A complete sqlite database ”mirroring” Clojars download statistics (Nov 2012 - present). (Well, the source SQL for it, please read on.)
Clojars publishes daily download stats. Querying it on the may hammer Clojar servers unecessarily. And I wanted to do some queries over time. I downloeded it all and made a sqlite database from it. Then I thought that maybe someone else wants this database too. Therefore this repo provides up-to-date daily download stats as SQL exports, one file per day, plus scripts to import and update.
- a Babashka task that creates a fully populated sqlite database for your local querying. It takes a few minutes to do the import once you have cloned the repository to your machine. This task can also be used for keeping your database up-to-date from the upstream repository.
- a standalone update (Babashka) script, letting you eject from the upstream repo (saving your disk space).
erDiagram
artifacts {
INTEGER id PK
TEXT group_id
TEXT artifact_id
}
versions {
INTEGER id PK
TEXT version
}
downloads {
TEXT date PK
INTEGER artifact_id PK,FK
INTEGER version_id PK,FK
INTEGER downloads
}
artifacts ||--o{ downloads : "has"
versions ||--o{ downloads : "has"
As of December 2025:
- Project size: ~6GB, mostly SQL files
- Import time: ~4 minutes (No feedback during, sorry!)
- Database size: 2.9GB
# Clone the repo
git clone https://github.com/PEZ/clojars-download-stats
cd clojars-download-stats
# Create a local database from SQL exports
bb files.import ./clojars-downloads.sqlite
# Done! Query with your favorite SQLite tool
sqlite3 ./clojars-downloads.sqlite "SELECT * FROM artifacts LIMIT 5"Option A: Keep the repo (simplest)
After the initial import, just pull and reimport:
git pull
bb files.import ./clojars-downloads.sqliteThe import is incremental, reimporting only the missing month(s) with new data. A daily update takes seconds.
Option B: Eject from the repo (saves disk space)

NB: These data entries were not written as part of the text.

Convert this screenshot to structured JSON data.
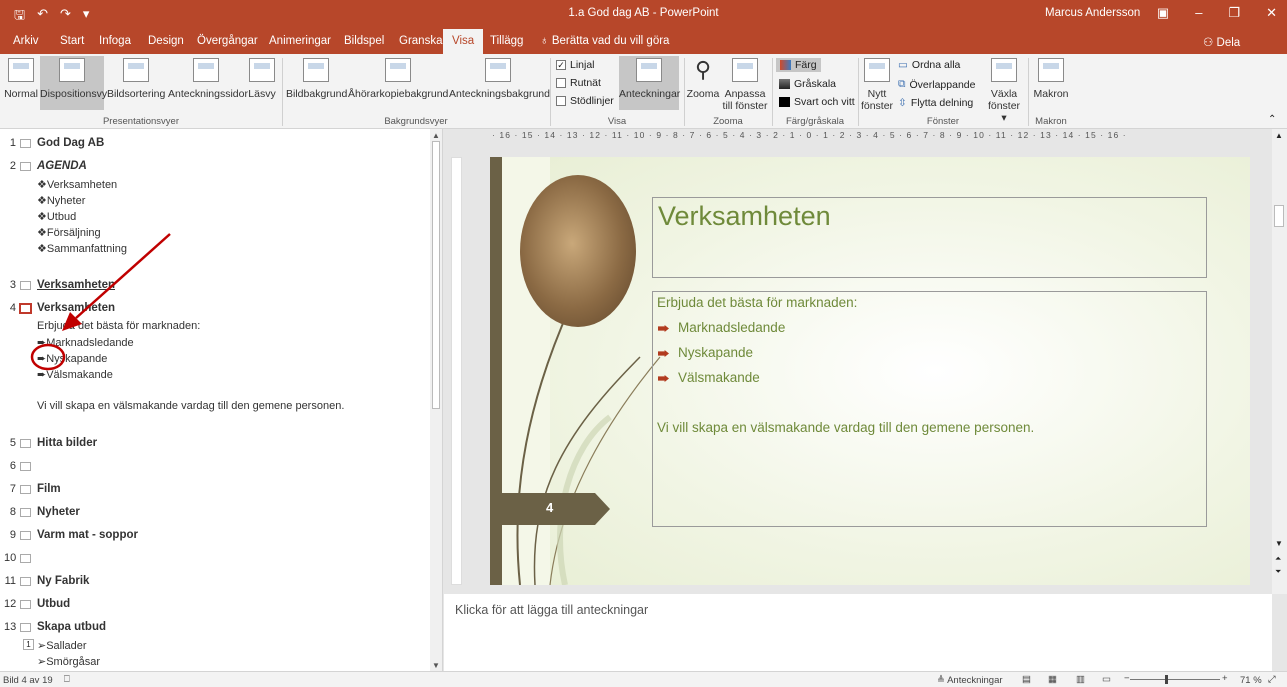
{
  "titlebar": {
    "title": "1.a God dag AB - PowerPoint",
    "user": "Marcus Andersson",
    "qa_icons": [
      "save-icon",
      "undo-icon",
      "redo-icon",
      "customize-icon"
    ]
  },
  "menu": {
    "tabs": [
      "Arkiv",
      "Start",
      "Infoga",
      "Design",
      "Övergångar",
      "Animeringar",
      "Bildspel",
      "Granska",
      "Visa",
      "Tillägg"
    ],
    "tellme": "Berätta vad du vill göra",
    "share": "Dela"
  },
  "ribbon": {
    "presentationsvyer": {
      "label": "Presentationsvyer",
      "buttons": [
        "Normal",
        "Dispositionsvy",
        "Bildsortering",
        "Anteckningssidor",
        "Läsvy"
      ]
    },
    "bakgrundsvyer": {
      "label": "Bakgrundsvyer",
      "buttons": [
        "Bildbakgrund",
        "Åhörarkopiebakgrund",
        "Anteckningsbakgrund"
      ]
    },
    "visa": {
      "label": "Visa",
      "checks": [
        {
          "label": "Linjal",
          "checked": true
        },
        {
          "label": "Rutnät",
          "checked": false
        },
        {
          "label": "Stödlinjer",
          "checked": false
        }
      ],
      "notes": "Anteckningar"
    },
    "zooma": {
      "label": "Zooma",
      "zoom": "Zooma",
      "fit1": "Anpassa",
      "fit2": "till fönster"
    },
    "farg": {
      "label": "Färg/gråskala",
      "items": [
        "Färg",
        "Gråskala",
        "Svart och vitt"
      ]
    },
    "fonster": {
      "label": "Fönster",
      "new1": "Nytt",
      "new2": "fönster",
      "items": [
        "Ordna alla",
        "Överlappande",
        "Flytta delning"
      ],
      "switch1": "Växla",
      "switch2": "fönster"
    },
    "makron": {
      "label": "Makron",
      "btn": "Makron"
    }
  },
  "outline": {
    "slides": [
      {
        "num": "1",
        "title": "God Dag AB"
      },
      {
        "num": "2",
        "title": "AGENDA",
        "bullets": [
          "❖Verksamheten",
          "❖Nyheter",
          "❖Utbud",
          "❖Försäljning",
          "❖Sammanfattning"
        ]
      },
      {
        "num": "3",
        "title": "Verksamheten"
      },
      {
        "num": "4",
        "title": "Verksamheten",
        "body": "Erbjuda det bästa för marknaden:",
        "bullets": [
          "Marknadsledande",
          "Nyskapande",
          "Välsmakande"
        ],
        "extra": "Vi vill skapa en välsmakande vardag till den gemene personen."
      },
      {
        "num": "5",
        "title": "Hitta bilder"
      },
      {
        "num": "6",
        "title": ""
      },
      {
        "num": "7",
        "title": "Film"
      },
      {
        "num": "8",
        "title": "Nyheter"
      },
      {
        "num": "9",
        "title": "Varm mat - soppor"
      },
      {
        "num": "10",
        "title": ""
      },
      {
        "num": "11",
        "title": "Ny Fabrik"
      },
      {
        "num": "12",
        "title": "Utbud"
      },
      {
        "num": "13",
        "title": "Skapa utbud",
        "sub_level": "1",
        "bullets": [
          "➢Sallader",
          "➢Smörgåsar"
        ]
      }
    ]
  },
  "ruler": {
    "ticks": "· 16 · 15 · 14 · 13 · 12 · 11 · 10 · 9 · 8 · 7 · 6 · 5 · 4 · 3 · 2 · 1 · 0 · 1 · 2 · 3 · 4 · 5 · 6 · 7 · 8 · 9 · 10 · 11 · 12 · 13 · 14 · 15 · 16 ·"
  },
  "slide": {
    "title": "Verksamheten",
    "body": "Erbjuda det bästa för marknaden:",
    "bullets": [
      "Marknadsledande",
      "Nyskapande",
      "Välsmakande"
    ],
    "extra": "Vi vill skapa en välsmakande vardag till den gemene personen.",
    "number": "4"
  },
  "notes": {
    "placeholder": "Klicka för att lägga till anteckningar"
  },
  "status": {
    "slide": "Bild 4 av 19",
    "notes": "Anteckningar",
    "zoom": "71 %"
  },
  "colors": {
    "accent": "#b7472a",
    "slide_text": "#6f8a3a",
    "annotation": "#c00000"
  }
}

If you don't want to keep the ~6GB repo around, you can "eject" after the initial import:
# Initial import (from the cloned repo)
bb files.import ~/data/clojars.sqlite
# Copy the standalone update script
cp update_clojars_stats.clj ~/data/
# Now you can delete the cloned repo, if you fancyTo update your database later, run the standalone script:
bb ~/data/update_clojars_stats.clj ~/data/clojars.sqliteThe script fetches new days directly from Clojars—no repo needed. It's idempotent and fills any gap since your last update. If it's a big gap, consider cloning the repo and using bb files.import instead.

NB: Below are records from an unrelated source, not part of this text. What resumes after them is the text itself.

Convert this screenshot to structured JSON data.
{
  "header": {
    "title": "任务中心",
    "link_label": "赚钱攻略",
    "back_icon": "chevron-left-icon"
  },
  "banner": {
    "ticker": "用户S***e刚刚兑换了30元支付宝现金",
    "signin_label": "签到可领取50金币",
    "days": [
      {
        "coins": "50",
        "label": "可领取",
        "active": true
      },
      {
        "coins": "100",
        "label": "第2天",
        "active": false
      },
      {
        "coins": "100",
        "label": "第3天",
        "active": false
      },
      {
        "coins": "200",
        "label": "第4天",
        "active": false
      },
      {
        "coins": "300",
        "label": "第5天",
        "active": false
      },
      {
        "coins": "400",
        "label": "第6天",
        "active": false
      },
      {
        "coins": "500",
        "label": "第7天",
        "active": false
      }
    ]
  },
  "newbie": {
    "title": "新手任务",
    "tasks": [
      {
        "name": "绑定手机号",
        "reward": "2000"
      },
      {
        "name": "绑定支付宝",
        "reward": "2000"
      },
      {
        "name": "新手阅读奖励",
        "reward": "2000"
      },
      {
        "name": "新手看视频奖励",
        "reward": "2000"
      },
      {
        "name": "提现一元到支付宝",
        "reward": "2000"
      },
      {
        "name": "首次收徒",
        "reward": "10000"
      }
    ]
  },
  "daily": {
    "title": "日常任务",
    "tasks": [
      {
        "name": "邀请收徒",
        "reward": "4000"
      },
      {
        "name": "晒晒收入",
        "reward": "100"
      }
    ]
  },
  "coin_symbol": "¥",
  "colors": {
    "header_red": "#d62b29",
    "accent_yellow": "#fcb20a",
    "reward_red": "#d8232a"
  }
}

# Database tasks (require SQLite)
bb files.import <db-path> # SQL files → SQLite (incremental if DB exists)
bb db.export <db-path> # Database → daily SQL files (slow, ~1 hour)
bb clojars.fetch <db-path> # Fetch missing dates from Clojars → database
bb db.export.update <db-path> # Fetch + export (for manual updates)

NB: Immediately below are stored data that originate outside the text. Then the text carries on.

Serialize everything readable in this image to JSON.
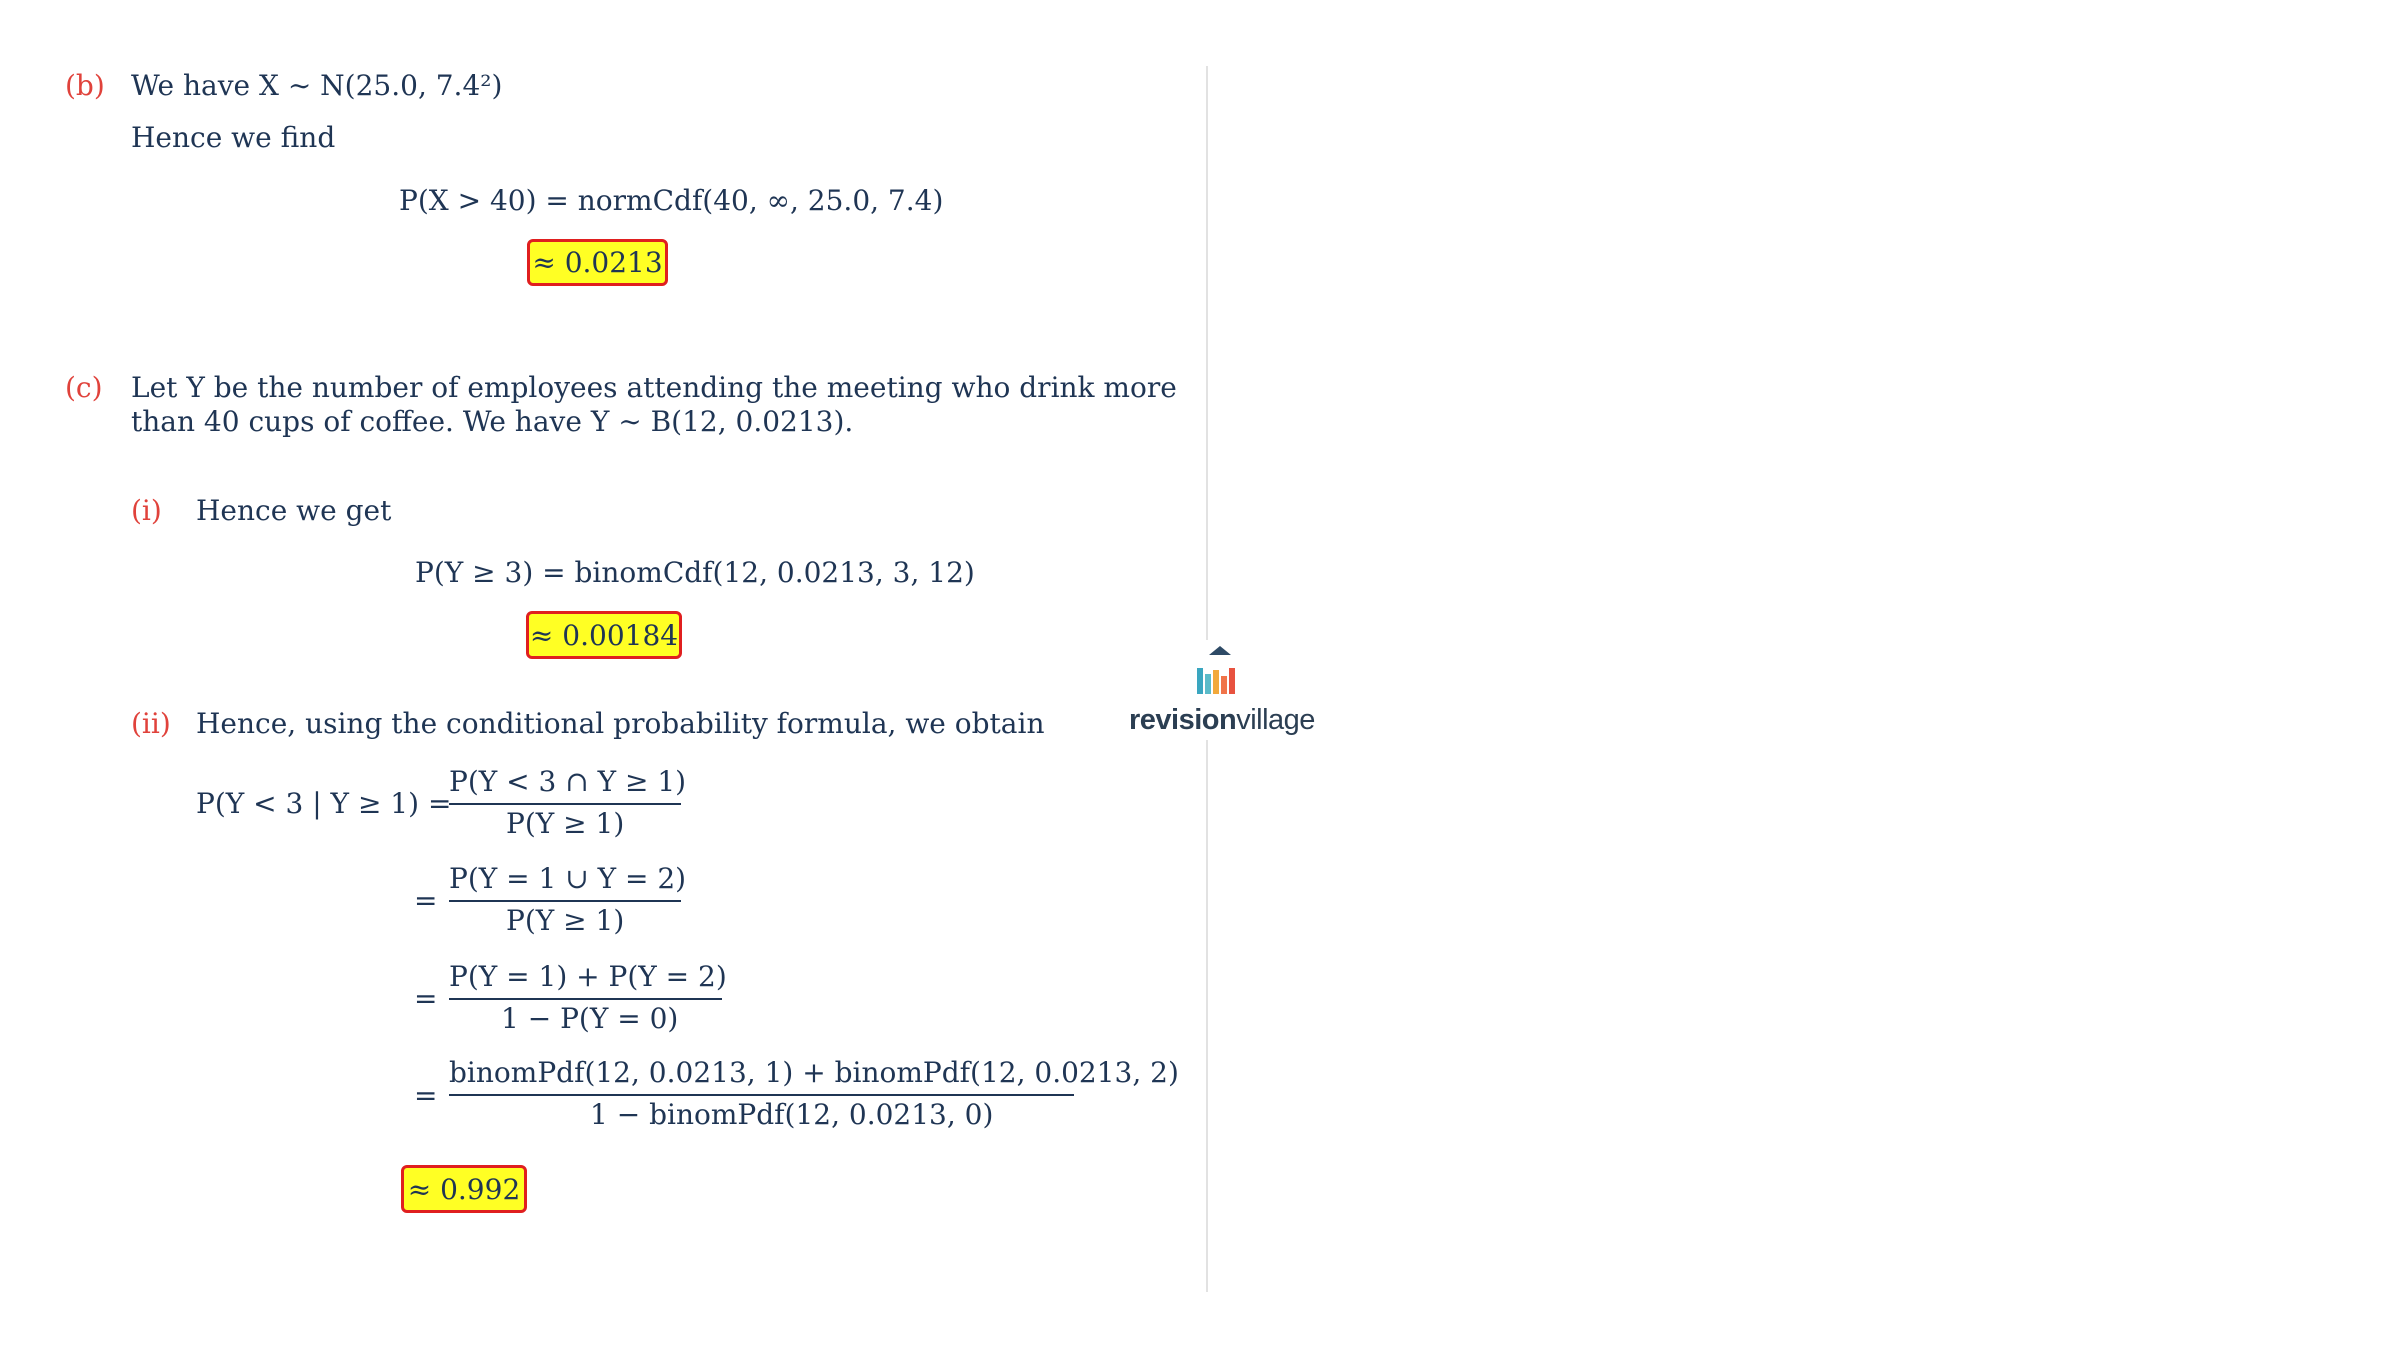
{
  "part_b": {
    "marker": "(b)",
    "line1": "We have X ∼ N(25.0, 7.4²)",
    "line2": "Hence we find",
    "equation": "P(X > 40) = normCdf(40, ∞, 25.0, 7.4)",
    "answer": "≈ 0.0213"
  },
  "part_c": {
    "marker": "(c)",
    "line1": "Let Y be the number of employees attending the meeting who drink more",
    "line2": "than 40 cups of coffee. We have Y ∼ B(12, 0.0213).",
    "sub_i": {
      "marker": "(i)",
      "text": "Hence we get",
      "equation": "P(Y ≥ 3) = binomCdf(12, 0.0213, 3, 12)",
      "answer": "≈ 0.00184"
    },
    "sub_ii": {
      "marker": "(ii)",
      "text": "Hence, using the conditional probability formula, we obtain",
      "lhs": "P(Y < 3 | Y ≥ 1) =",
      "equals": "=",
      "frac1_num": "P(Y < 3 ∩ Y ≥ 1)",
      "frac1_den": "P(Y ≥ 1)",
      "frac2_num": "P(Y = 1 ∪ Y = 2)",
      "frac2_den": "P(Y ≥ 1)",
      "frac3_num": "P(Y = 1) + P(Y = 2)",
      "frac3_den": "1 − P(Y = 0)",
      "frac4_num": "binomPdf(12, 0.0213, 1) + binomPdf(12, 0.0213, 2)",
      "frac4_den": "1 − binomPdf(12, 0.0213, 0)",
      "answer": "≈ 0.992"
    }
  },
  "logo": {
    "word_bold": "revision",
    "word_light": "village",
    "colors": [
      "#3aa6c0",
      "#f2a93b",
      "#8ec24a",
      "#e8523f",
      "#2e6b87"
    ]
  }
}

bb db.export.status <db-path> # Show database and export status
bb db.export.generate-state <db-path> # Generate state.edn from database
# CI tasks (no database required, use state.edn)
bb clojars.export.update # Fetch missing days → append to SQL files
bb clojars.export.day <date> # Fetch one specific day → append to SQL files
bb db.export.status # Show state.edn summary (no args)Normalized schema storing ALL Clojars data with version granularity:
artifacts (id, group_id, artifact_id) -- ~34K unique libraries
versions (id, version) -- ~31K unique version strings
downloads (date, artifact_id, version_id, downloads) -- ~36M rowsMonthly files in data/monthly/YYYY-MM.sql:
-- 2024-12.sql
INSERT INTO artifacts (id, group_id, artifact_id) VALUES ...
INSERT INTO versions (id, version) VALUES ...
INSERT INTO downloads (date, artifact_id, version_id, downloads) VALUES ...The CI workflow runs daily and uses state.edn to track ID mappings—no database rebuild required:
- Fetch Clojars stats via HTTP (fills any gaps since last run)
- Assign IDs for any new artifacts/versions using state.edn
- Write SQL file for each new date (
data/YYYY/MM/DD.sql) - Update state.edn with new IDs and latest date
- Commit changes to git
These dates have no data on Clojars
2015-12-27
2021-01-05 through 2021-01-22 (18 consecutive days)
2021-02-20, 2021-06-19, 2021-08-18, 2021-10-16
2022-01-15, 2022-02-13
2023-03-26, 2023-04-23, 2023-11-26
The code in this repo is mostly slop coded. I've tried to monitor the AI and its output, but it produced a lot of code, and I ran out of time to be super vigilant about it... If you see something particularly funny, please file an issue. 🙏
MIT